Accanto a lei, Vincenzo, il primogenito di Maria: «Abbiamo trasformato la nostra sofferenza in forza di volontà e voglia di combattere per la giustizia», spiega. Ma il suo appello lo rivolge agli autori del delitto di sua madre: «Riflettete su ciò che avete fatto. Perché – dice -, la vostra colpa si rinnova ogni giorno da 5 anni a questa parte. Fateci ritrovare nostra madre». Parole che riecheggiano davanti a una folla numerosa ma comunque attenta al rispetto delle regole anti- Covid. A Limbadi c’è Libera, ci sono le istituzioni, dal sottosegretario per il Sud, Dalila Nesci, che invoca il riconoscimento formale dei familiari di Maria Chindamo come vittime di mafia, al prefetto Roberta Lulli fino al questore Raffaele Gargiulo.
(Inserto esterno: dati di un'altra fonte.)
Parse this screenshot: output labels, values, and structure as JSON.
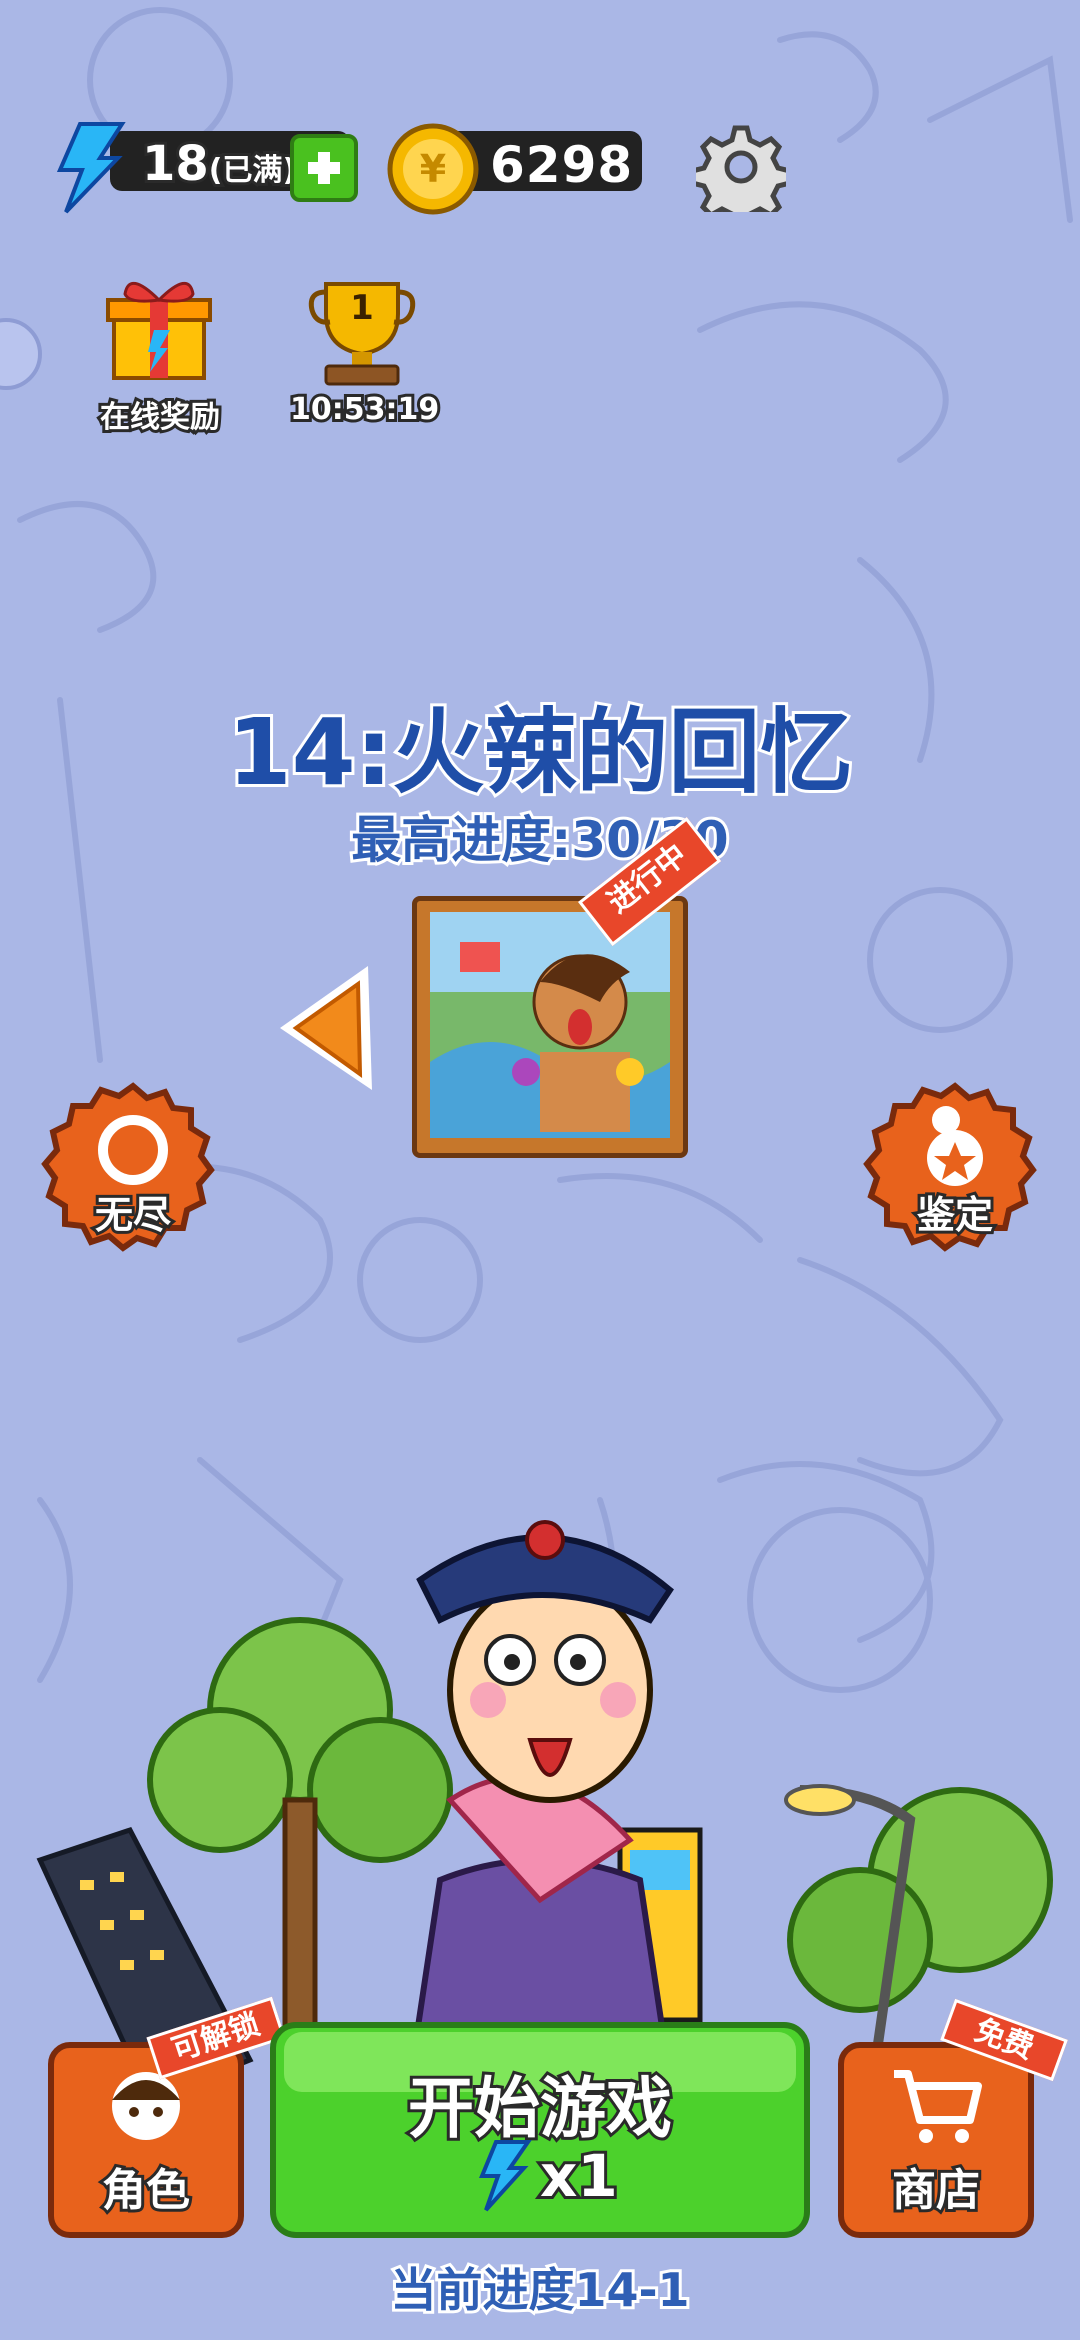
{
  "hud": {
    "energy_value": "18",
    "energy_status": "(已满)",
    "coins": "6298",
    "gear_label": "settings"
  },
  "shortcuts": {
    "online_reward_label": "在线奖励",
    "ranking_rank": "1",
    "ranking_timer": "10:53:19"
  },
  "level": {
    "title": "14:火辣的回忆",
    "best_progress": "最高进度:30/30",
    "status_badge": "进行中"
  },
  "side_buttons": {
    "endless_label": "无尽",
    "appraise_label": "鉴定"
  },
  "bottom": {
    "character_label": "角色",
    "character_ribbon": "可解锁",
    "start_label": "开始游戏",
    "start_cost": "x1",
    "shop_label": "商店",
    "shop_ribbon": "免费",
    "current_progress": "当前进度14-1"
  },
  "colors": {
    "background": "#aab7e6",
    "title_blue": "#1f4ea8",
    "button_green": "#4cd12c",
    "button_orange": "#e8621c",
    "ribbon_red": "#e8472a"
  }
}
Ci sono i sindaci di Limbadi, Sant’Onofrio e Laureana di Borrello. C'è la scuola con i suoi studenti.
«Mia sorella è stata condannata a morte da un tribunale clandestino», commenta Vincenzo Chindamo che racconta i tanti momenti di solitudine e di sconforto, «ma ci sono stati anche momenti positivi, quelli scanditi dalla solidarietà – continua -. Uomini dello Stato, della Chiesa, delle associazioni, gente comune: in tanti ci hanno aiutato ad affrontare il nostro dolore. Davanti a questo cancello - spiega - si è consumato un orrore. Un cancello che si è trasformato oggi in un simbolo di rinascita del nostro territorio». E poi aggiunge: «Per abitare questa Terra tutti dobbiamo fare qualcosa di più». Quel qualcosa di più che Vincenzo Chindamo chiede alle istituzioni: «Forze dell'ordine, magistrati, vi prego… vi preghiamo: fate giustizia».
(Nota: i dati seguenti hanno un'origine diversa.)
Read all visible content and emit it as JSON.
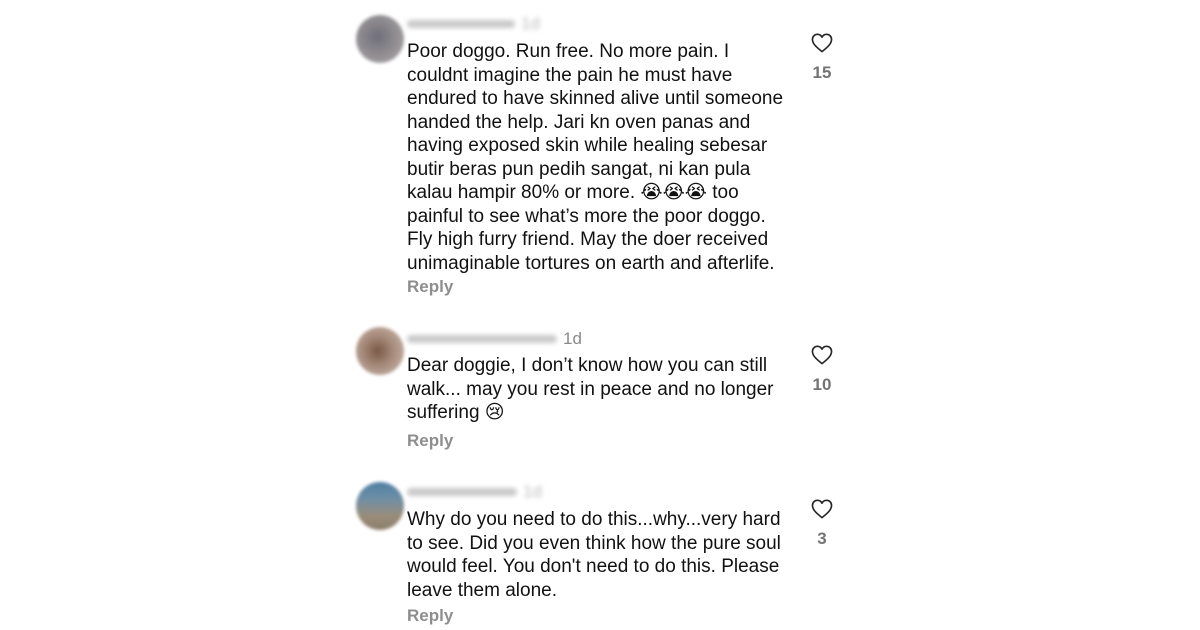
{
  "comments": [
    {
      "time": "1d",
      "text": "Poor doggo. Run free. No more pain. I\ncouldnt imagine the pain he must have\nendured to have skinned alive until someone\nhanded the help. Jari kn oven panas and\nhaving exposed skin while healing sebesar\nbutir beras pun pedih sangat, ni kan pula\nkalau hampir 80% or more. 😭😭😭 too\npainful to see what’s more the poor doggo.\nFly high furry friend. May the doer received\nunimaginable tortures on earth and afterlife.",
      "reply_label": "Reply",
      "likes": "15",
      "like_icon": "heart-outline-icon"
    },
    {
      "time": "1d",
      "text": "Dear doggie, I don’t know how you can still\nwalk... may you rest in peace and no longer\nsuffering 😢",
      "reply_label": "Reply",
      "likes": "10",
      "like_icon": "heart-outline-icon"
    },
    {
      "time": "1d",
      "text": "Why do you need to do this...why...very hard\nto see. Did you even think how the pure soul\nwould feel. You don't need to do this. Please\nleave them alone.",
      "reply_label": "Reply",
      "likes": "3",
      "like_icon": "heart-outline-icon"
    }
  ],
  "colors": {
    "text": "#111111",
    "secondary": "#8e8e8e",
    "like_count": "#737373",
    "background": "#ffffff"
  }
}
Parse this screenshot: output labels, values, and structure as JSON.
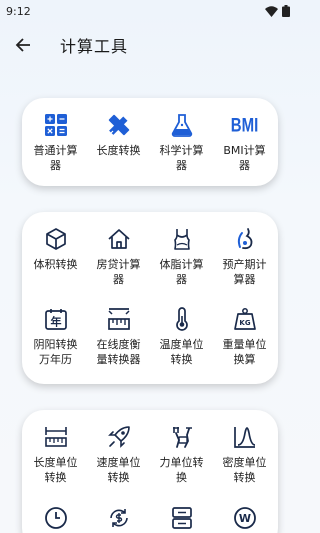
{
  "status_bar": {
    "time": "9:12",
    "icons": [
      "wifi-icon",
      "battery-icon"
    ]
  },
  "app_bar": {
    "title": "计算工具",
    "back_icon": "arrow-left-icon"
  },
  "colors": {
    "accent": "#1f5fd6",
    "text": "#222222"
  },
  "groups": [
    {
      "items": [
        {
          "label": "普通计算器",
          "icon": "calculator-icon"
        },
        {
          "label": "长度转换",
          "icon": "ruler-pencil-icon"
        },
        {
          "label": "科学计算器",
          "icon": "flask-icon"
        },
        {
          "label": "BMI计算器",
          "icon": "bmi-icon",
          "icon_text": "BMI"
        }
      ]
    },
    {
      "items": [
        {
          "label": "体积转换",
          "icon": "cube-icon"
        },
        {
          "label": "房贷计算器",
          "icon": "house-icon"
        },
        {
          "label": "体脂计算器",
          "icon": "swimsuit-icon"
        },
        {
          "label": "预产期计算器",
          "icon": "pregnant-icon"
        },
        {
          "label": "阴阳转换万年历",
          "icon": "calendar-icon",
          "icon_text": "年"
        },
        {
          "label": "在线度衡量转换器",
          "icon": "measure-icon"
        },
        {
          "label": "温度单位转换",
          "icon": "thermometer-icon"
        },
        {
          "label": "重量单位换算",
          "icon": "weight-icon",
          "icon_text": "KG"
        }
      ]
    },
    {
      "items": [
        {
          "label": "长度单位转换",
          "icon": "ruler-icon"
        },
        {
          "label": "速度单位转换",
          "icon": "rocket-icon"
        },
        {
          "label": "力单位转换",
          "icon": "dumbbell-icon"
        },
        {
          "label": "密度单位转换",
          "icon": "bell-curve-icon"
        },
        {
          "label": "",
          "icon": "clock-icon"
        },
        {
          "label": "",
          "icon": "currency-exchange-icon"
        },
        {
          "label": "",
          "icon": "data-storage-icon"
        },
        {
          "label": "",
          "icon": "power-watt-icon",
          "icon_text": "W"
        }
      ]
    }
  ]
}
Al prefetto e al questore si è rivolto don Ennio Stamile. Il referente di Libera Calabria ha dato loro il «benvenuto in questa terra ferita ma bella». «Bella per i suoi cittadini onesti che chiedono che il territorio venga affrancato dalla ‘ndrangheta. In Calabria – ha affermato - si registra il maggior numero di vittime di lupara bianca. Vite cancellate e corpi spariti, come accaduto a Maria e a Francesco Vangeli. Mamme e figli strappati con violenza inaudita all'affetto dei proprio cari, ai quali viene negato pure il conforto di piangere sulle loro tombe». Infine, rivolgendosi alle istituzioni, ha concluso: «Questa Regione e, in particolare la provincia di Vibo Valentia, ha bisogno di una presenza costante e continuativa delle istituzioni».